Difficile d’enchaîner un deuxième album lorsque le premier s’impose déjà comme un monument, et ce, même si on s’appelle Waren Haynes, Allen Woody et Matt Abts, membres du déjà légendaire Gov’t Mule. Après le coup de tonnerre que fût son premier opus éponyme, il a fallu 3 ans au power trio pour lui donner une suite, délai pouvant également s’expliquer par l’investissement des 2 premiers nommés au sein de Allman Brothers Band. Mais c’est également le soin apporté à la composition qui peut justifier le temps séparant deux albums qui trônent côte à côte sur le Panthéon des légendes du blues-rock.
Chaque musicien marque son territoire dès les premiers titres. Sur 'Blind Man In The Dark', c’est Matt Abts qui édifie un véritable mur rythmique avec son jeu à la fois technique et puissant, alors qu’Allen Woody s’approprie carrément le riff de 'Therozine Shuffle' avec une ligne dynamique et obsédante. Quant à Warren Haynes, il est encore une fois impérial aussi bien au chant que par ses solos lumineux. Sa performance vocale sur la ballade 'Towering Fool' est un véritable modèle d’émotion, à la fois profonde et maîtrisée.

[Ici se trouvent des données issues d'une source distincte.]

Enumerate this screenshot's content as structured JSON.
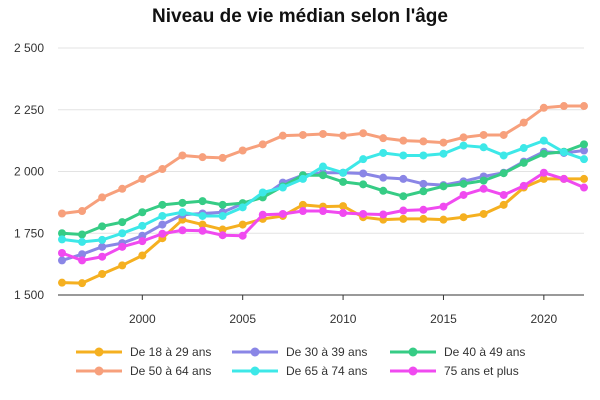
{
  "chart_data": {
    "type": "line",
    "title": "Niveau de vie médian selon l'âge",
    "xlabel": "",
    "ylabel": "",
    "x": [
      1996,
      1997,
      1998,
      1999,
      2000,
      2001,
      2002,
      2003,
      2004,
      2005,
      2006,
      2007,
      2008,
      2009,
      2010,
      2011,
      2012,
      2013,
      2014,
      2015,
      2016,
      2017,
      2018,
      2019,
      2020,
      2021,
      2022
    ],
    "xlim": [
      1996,
      2022
    ],
    "ylim": [
      1500,
      2500
    ],
    "x_ticks": [
      2000,
      2005,
      2010,
      2015,
      2020
    ],
    "x_tick_labels": [
      "2000",
      "2005",
      "2010",
      "2015",
      "2020"
    ],
    "y_ticks": [
      1500,
      1750,
      2000,
      2250,
      2500
    ],
    "y_tick_labels": [
      "1 500",
      "1 750",
      "2 000",
      "2 250",
      "2 500"
    ],
    "grid": "horizontal",
    "legend_position": "bottom",
    "series": [
      {
        "name": "De 18 à 29 ans",
        "color": "#f5b020",
        "values": [
          1550,
          1548,
          1585,
          1620,
          1660,
          1730,
          1805,
          1785,
          1765,
          1785,
          1808,
          1820,
          1865,
          1858,
          1860,
          1815,
          1805,
          1808,
          1808,
          1805,
          1815,
          1828,
          1865,
          1935,
          1970,
          1970,
          1970
        ]
      },
      {
        "name": "De 30 à 39 ans",
        "color": "#8a86e6",
        "values": [
          1640,
          1665,
          1695,
          1710,
          1740,
          1785,
          1825,
          1830,
          1835,
          1870,
          1898,
          1955,
          1985,
          1995,
          1995,
          1992,
          1975,
          1970,
          1950,
          1945,
          1960,
          1980,
          1995,
          2040,
          2080,
          2075,
          2085
        ]
      },
      {
        "name": "De 40 à 49 ans",
        "color": "#36cc85",
        "values": [
          1750,
          1745,
          1778,
          1795,
          1835,
          1865,
          1873,
          1880,
          1865,
          1872,
          1895,
          1940,
          1985,
          1985,
          1958,
          1948,
          1922,
          1900,
          1920,
          1940,
          1950,
          1963,
          1993,
          2035,
          2072,
          2080,
          2110
        ]
      },
      {
        "name": "De 50 à 64 ans",
        "color": "#f7a07c",
        "values": [
          1830,
          1840,
          1895,
          1930,
          1970,
          2010,
          2065,
          2058,
          2055,
          2085,
          2110,
          2145,
          2148,
          2152,
          2145,
          2155,
          2135,
          2125,
          2122,
          2117,
          2138,
          2148,
          2148,
          2198,
          2258,
          2265,
          2265
        ]
      },
      {
        "name": "De 65 à 74 ans",
        "color": "#3de8e8",
        "values": [
          1725,
          1715,
          1723,
          1750,
          1780,
          1820,
          1835,
          1820,
          1820,
          1855,
          1915,
          1935,
          1970,
          2020,
          1995,
          2050,
          2075,
          2065,
          2065,
          2072,
          2105,
          2098,
          2065,
          2095,
          2125,
          2078,
          2050
        ]
      },
      {
        "name": "75 ans et plus",
        "color": "#f04af0",
        "values": [
          1670,
          1640,
          1655,
          1695,
          1718,
          1748,
          1762,
          1760,
          1742,
          1740,
          1825,
          1828,
          1840,
          1840,
          1832,
          1828,
          1826,
          1842,
          1845,
          1858,
          1905,
          1930,
          1905,
          1942,
          1995,
          1970,
          1935
        ]
      }
    ]
  }
}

Le style de Gov't Mule ratisse toujours aussi large et le gros blues rock du combo peut se faire Heavy ('Blind Man In The Dark' ou 'Game Face'), rock’n’roll ('Thelonious Beck'), émouvant ('Towering Fool'), entêtant ('Larger Than Life'), mais aussi jazzy ('Birth Of The Mule') et même folk ('Raven Black Night'). L'ensemble est toujours agrémenté de multiples jams endiablés, penchant qui se trouve d’ailleurs renforcé par 2 titres instrumentaux ('Thelonious Beck' et 'Birth Of The Mule'). A noter également 2 reprises : l’inquiétant folk blues de Son House 'John The Revelator' ainsi qu’un 'She Said She Said' que les Beatles auraient du mal à reconnaître, tant Haynes & Co ont su se l’attribuer pour en faire un heavy-blues dont le final est doté, encore une fois, d’une jam instrumentale impressionnante.
La principale différence avec le précédent album est essentiellement palpable au niveau de l’ambiance. En effet, celle de "Dose" est particulièrement sombre et seul 'Birth Of The Mule' délivre un peu de lumière dans un ensemble qui emmène vers les profondeurs de l’âme humaine. Citons 'Larger Than Life' aux sonorités dignes des premiers Motörhead et véritable chef d’œuvre taillé dans l’ébène ou 'Raven Black Night' et son folk mystique joué sur de multiples instruments traditionnels.
Gov’t Mule réussit ainsi à innover tout en conservant ses racines. Alors que son premier album avait prouvé que le Southern Blues Rock était capable de se renouveler musicalement, "Dose" vient renforcer cette idée et l’appliquer à ce groupe, véritable concentré d’inspiration et de technique.